Condominio

Per appurare se l'uso più intenso della cosa comune sia lecito conta l’uso potenziale e non quello concreto

Conta invece l’uso potenziale che gli altri potrebbero farne verificando quindi l’alterazione quali danni potrebbe comportare

di Selene Pascasi

Ogni comproprietario ha diritto di trarre dal bene comune un'utilità maggiore e più intensa di quella degli altri purché non ne alteri la destinazione, non ne comprometta il pari uso e non crei una servitù. Ma per stabilire se quell'utilizzo sia o meno consentito non si dovrà guardare a come gli altri adoperino la cosa ma a come potrebbero adoperarla. A contare, quindi, sarà l'uso potenziale e non concreto del bene. Lo precisa il Tribunale di Milano con sentenza numero 2049 del 6 marzo 2020.

La vicenda
È un uomo a chiamare in causa condominio ed Srl per fare accertare l'inesistenza della servitù in favore della società su delle parti comuni dell'edificio (rampe di scale e corridoi) e far dichiarare l'illegittimità del manufatto realizzato dalla ditta nel vano scala. L'opera, di cui chiede la demolizione, era abusiva perché costruita in una parte comune e perché limitante lo spazio a disposizione di tutti. Era, in sintesi, una modifica permanente della cosa comune non permessa dal regolamento e comunque lesiva dell'estetica dell'edificio.

Il condominio rinuncia a comparire e la Srl si difende negando di aver compresso i diritti altrui: le regole condominiali riconoscevano alla sua dante causa una servitù di accesso alle parti di copertura del palazzo. Ad ogni modo, aggiunge, non si trattava di modifiche importanti ma di una semplice apertura di botola per accedere al lastrico solare dal vano condominiale con passaggio di tubature nel muro.

La decisione
Tesi bocciata. Il Tribunale milanese – accertata l'inesistenza della servitù – la condanna alla rimozione. La soluzione della controversia, premette, stava nella natura dei lavori eseguiti. Quella, la chiave per capire se le opere avessero realmente alterato la destinazione della cosa comune in spregio all'uso altrui e se erano davvero permesse dal regolamento. La norma di riferimento, quindi, era l'articolo 1102 del Codice civile inerente la comunione ma estensibile al condominio.

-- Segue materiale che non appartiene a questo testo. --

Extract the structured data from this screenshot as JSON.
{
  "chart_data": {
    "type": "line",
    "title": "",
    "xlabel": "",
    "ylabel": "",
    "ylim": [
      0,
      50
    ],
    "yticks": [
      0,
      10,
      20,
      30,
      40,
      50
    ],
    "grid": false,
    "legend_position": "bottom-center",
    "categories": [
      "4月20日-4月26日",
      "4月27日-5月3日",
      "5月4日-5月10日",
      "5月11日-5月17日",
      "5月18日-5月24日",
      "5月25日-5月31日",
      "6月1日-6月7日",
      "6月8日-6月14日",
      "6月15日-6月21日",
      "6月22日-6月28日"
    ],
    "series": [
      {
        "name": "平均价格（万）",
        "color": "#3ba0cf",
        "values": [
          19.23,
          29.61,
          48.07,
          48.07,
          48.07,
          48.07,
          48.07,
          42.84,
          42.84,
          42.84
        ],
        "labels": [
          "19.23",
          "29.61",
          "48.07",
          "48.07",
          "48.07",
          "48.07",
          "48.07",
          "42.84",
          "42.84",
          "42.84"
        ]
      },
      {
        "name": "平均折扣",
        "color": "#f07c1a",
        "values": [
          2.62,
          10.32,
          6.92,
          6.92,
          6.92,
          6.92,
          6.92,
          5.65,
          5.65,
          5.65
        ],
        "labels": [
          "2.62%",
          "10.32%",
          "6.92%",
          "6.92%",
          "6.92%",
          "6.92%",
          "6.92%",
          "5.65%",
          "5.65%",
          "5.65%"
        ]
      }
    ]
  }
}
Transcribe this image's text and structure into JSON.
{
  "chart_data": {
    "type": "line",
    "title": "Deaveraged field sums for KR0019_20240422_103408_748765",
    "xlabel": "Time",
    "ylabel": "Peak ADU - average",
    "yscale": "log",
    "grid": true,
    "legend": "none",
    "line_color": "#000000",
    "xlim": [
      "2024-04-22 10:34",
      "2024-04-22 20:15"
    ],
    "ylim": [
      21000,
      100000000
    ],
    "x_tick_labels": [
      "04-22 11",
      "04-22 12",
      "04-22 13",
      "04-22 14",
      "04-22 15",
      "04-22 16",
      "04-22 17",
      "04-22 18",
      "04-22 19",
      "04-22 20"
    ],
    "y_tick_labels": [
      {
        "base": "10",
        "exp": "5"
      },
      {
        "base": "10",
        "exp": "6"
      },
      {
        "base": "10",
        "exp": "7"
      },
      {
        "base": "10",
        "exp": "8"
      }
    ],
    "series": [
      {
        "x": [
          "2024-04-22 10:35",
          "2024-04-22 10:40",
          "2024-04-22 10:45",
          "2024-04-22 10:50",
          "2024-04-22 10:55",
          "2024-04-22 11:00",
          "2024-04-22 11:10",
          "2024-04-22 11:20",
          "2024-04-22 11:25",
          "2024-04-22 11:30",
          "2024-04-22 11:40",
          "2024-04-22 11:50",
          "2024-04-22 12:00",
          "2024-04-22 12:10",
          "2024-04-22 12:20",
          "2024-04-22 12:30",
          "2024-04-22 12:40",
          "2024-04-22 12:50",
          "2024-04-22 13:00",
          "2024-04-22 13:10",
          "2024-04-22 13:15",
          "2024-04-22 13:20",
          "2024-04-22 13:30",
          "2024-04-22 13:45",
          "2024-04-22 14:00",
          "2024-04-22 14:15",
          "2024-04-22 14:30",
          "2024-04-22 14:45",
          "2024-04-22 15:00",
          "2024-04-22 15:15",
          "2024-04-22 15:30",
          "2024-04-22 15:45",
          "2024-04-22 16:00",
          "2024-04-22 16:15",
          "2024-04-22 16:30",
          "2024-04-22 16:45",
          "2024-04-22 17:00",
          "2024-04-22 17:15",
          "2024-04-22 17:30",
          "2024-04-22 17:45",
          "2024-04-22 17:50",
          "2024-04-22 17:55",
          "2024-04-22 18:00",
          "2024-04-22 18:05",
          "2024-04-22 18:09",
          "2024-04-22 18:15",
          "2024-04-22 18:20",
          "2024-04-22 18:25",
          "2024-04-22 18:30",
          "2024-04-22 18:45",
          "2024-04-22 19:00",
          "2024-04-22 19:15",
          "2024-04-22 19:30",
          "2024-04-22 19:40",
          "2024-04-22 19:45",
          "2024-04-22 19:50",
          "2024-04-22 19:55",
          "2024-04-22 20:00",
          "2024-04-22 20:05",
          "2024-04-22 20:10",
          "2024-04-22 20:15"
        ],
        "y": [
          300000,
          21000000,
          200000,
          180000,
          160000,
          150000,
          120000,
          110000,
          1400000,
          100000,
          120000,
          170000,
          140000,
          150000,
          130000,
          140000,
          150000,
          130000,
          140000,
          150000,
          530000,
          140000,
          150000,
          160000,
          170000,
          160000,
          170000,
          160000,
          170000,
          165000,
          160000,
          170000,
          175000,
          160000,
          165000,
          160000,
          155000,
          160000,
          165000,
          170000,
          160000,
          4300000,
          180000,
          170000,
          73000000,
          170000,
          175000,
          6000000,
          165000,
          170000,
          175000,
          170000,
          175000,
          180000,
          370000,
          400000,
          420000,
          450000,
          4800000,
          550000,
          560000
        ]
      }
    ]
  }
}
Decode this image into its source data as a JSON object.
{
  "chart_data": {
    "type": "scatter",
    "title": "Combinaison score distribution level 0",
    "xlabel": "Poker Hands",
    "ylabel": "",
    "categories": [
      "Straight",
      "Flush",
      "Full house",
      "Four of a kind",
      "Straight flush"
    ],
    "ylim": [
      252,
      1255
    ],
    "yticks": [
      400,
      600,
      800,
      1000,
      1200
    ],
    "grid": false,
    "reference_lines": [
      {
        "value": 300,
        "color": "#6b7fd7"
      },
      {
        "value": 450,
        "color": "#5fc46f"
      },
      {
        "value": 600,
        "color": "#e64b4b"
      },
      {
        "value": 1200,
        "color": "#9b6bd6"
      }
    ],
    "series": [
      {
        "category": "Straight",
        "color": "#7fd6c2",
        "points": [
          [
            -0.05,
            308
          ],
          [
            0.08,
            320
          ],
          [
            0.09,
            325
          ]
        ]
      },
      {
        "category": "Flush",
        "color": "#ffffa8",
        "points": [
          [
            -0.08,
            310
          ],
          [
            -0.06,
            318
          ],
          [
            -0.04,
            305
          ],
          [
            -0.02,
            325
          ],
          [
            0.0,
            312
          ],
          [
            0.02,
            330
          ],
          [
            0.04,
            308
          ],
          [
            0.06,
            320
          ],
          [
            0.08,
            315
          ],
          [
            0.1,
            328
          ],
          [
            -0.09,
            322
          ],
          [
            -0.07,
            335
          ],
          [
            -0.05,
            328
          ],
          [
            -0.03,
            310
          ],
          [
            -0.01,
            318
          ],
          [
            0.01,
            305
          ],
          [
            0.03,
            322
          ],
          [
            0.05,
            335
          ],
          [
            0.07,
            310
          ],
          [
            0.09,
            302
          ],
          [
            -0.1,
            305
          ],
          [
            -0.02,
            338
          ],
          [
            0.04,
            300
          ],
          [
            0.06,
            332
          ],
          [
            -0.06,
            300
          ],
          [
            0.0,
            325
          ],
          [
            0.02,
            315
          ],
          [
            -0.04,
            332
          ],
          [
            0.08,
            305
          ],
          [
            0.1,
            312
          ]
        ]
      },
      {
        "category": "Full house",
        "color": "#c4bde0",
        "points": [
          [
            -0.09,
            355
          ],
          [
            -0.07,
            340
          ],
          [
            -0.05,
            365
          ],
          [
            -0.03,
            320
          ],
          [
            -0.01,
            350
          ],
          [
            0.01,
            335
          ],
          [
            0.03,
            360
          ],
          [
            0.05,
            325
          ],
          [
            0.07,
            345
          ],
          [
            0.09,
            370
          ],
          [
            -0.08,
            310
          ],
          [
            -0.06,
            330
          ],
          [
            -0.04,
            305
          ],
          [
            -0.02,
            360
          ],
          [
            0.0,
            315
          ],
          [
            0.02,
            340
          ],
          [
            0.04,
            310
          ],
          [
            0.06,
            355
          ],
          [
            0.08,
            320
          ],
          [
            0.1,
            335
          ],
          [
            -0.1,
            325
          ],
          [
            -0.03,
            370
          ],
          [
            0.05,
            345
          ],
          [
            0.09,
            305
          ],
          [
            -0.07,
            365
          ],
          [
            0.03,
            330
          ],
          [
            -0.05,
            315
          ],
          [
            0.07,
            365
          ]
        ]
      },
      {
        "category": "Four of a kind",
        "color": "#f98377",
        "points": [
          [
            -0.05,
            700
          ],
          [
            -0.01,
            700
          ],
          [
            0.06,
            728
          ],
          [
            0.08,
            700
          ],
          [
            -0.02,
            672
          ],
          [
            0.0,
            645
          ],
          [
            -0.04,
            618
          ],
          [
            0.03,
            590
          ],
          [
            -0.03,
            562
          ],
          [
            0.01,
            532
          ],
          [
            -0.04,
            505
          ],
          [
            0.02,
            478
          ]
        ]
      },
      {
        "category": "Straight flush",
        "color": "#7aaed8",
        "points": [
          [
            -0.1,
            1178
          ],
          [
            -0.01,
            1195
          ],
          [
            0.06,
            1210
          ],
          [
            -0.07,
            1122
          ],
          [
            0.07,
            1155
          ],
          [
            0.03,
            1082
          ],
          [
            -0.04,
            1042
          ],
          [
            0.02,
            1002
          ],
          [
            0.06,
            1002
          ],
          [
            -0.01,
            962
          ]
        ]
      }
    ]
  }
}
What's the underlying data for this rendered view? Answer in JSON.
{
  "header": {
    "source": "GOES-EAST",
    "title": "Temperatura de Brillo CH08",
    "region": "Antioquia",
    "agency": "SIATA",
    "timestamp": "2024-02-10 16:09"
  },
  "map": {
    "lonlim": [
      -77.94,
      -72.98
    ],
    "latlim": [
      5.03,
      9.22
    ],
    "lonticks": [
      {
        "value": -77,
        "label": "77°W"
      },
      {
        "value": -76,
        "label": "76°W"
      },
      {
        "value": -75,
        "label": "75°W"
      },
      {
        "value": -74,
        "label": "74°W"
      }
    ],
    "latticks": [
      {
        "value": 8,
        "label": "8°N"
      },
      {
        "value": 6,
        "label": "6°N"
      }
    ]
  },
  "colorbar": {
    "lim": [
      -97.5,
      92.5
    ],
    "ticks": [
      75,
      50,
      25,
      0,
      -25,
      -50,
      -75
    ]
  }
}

Ciò che era chiaro, è che la società aveva effettuato i lavori in appartamenti di sua proprietà operando su parti comuni: apertura della botola (consentita) e posa, in adiacenza al muro condominiale, di un cassonetto per contenere le tubature. Cassonetto che invadeva gli spazi dedicati al primo piano sforando i limiti fissati dal Codice civile e dal regolamento che – nel riconoscere alla società il diritto di creare accessi alle porzioni di lastrico solare dai corpi scale – non la abilitava a collocare opere non strumentali a tale accesso. Era, dunque, un'opera esclusa dalla servitù d'accesso che occupava, senza il necessario unanime consenso scritto (Cassazione 4501/15) il volume condominiale apponendogli un peso.

Le precedenti pronunce di legittimità
E già Cassazione 9278/18 affermava che la nozione di pari uso della cosa comune «non va intesa come assoluta identità dell'uso del bene da parte di ogni comproprietario» ciò equivalendo al divieto per ognuno di servirsi del bene a suo vantaggio. È corretto, perciò, concludere che il comproprietario ha il diritto di trarre dal bene comune un'utilità maggiore e più intensa di quella che ne viene tratta dagli altri purché non ne alteri la destinazione o non comprometta il pari uso.

E per appurare se quell'uso più intenso sia lecito non si avrà riguardo all'uso concreto fatto della cosa dagli altri in un determinato momento ma a quello potenziale in relazione ai diritti di ciascuno così che l'uso si riterrà ammesso se l'utilità aggiuntiva carpita dal comproprietario non sia diversa da quella derivante dalla destinazione originaria del bene, sempre che non si dia luogo a servitù a carico del bene comune. Queste, le ragioni per cui il Tribunale di Milano accoglie la domanda del proprietario e condanna la Srl alla demolizione dell'opera abusiva.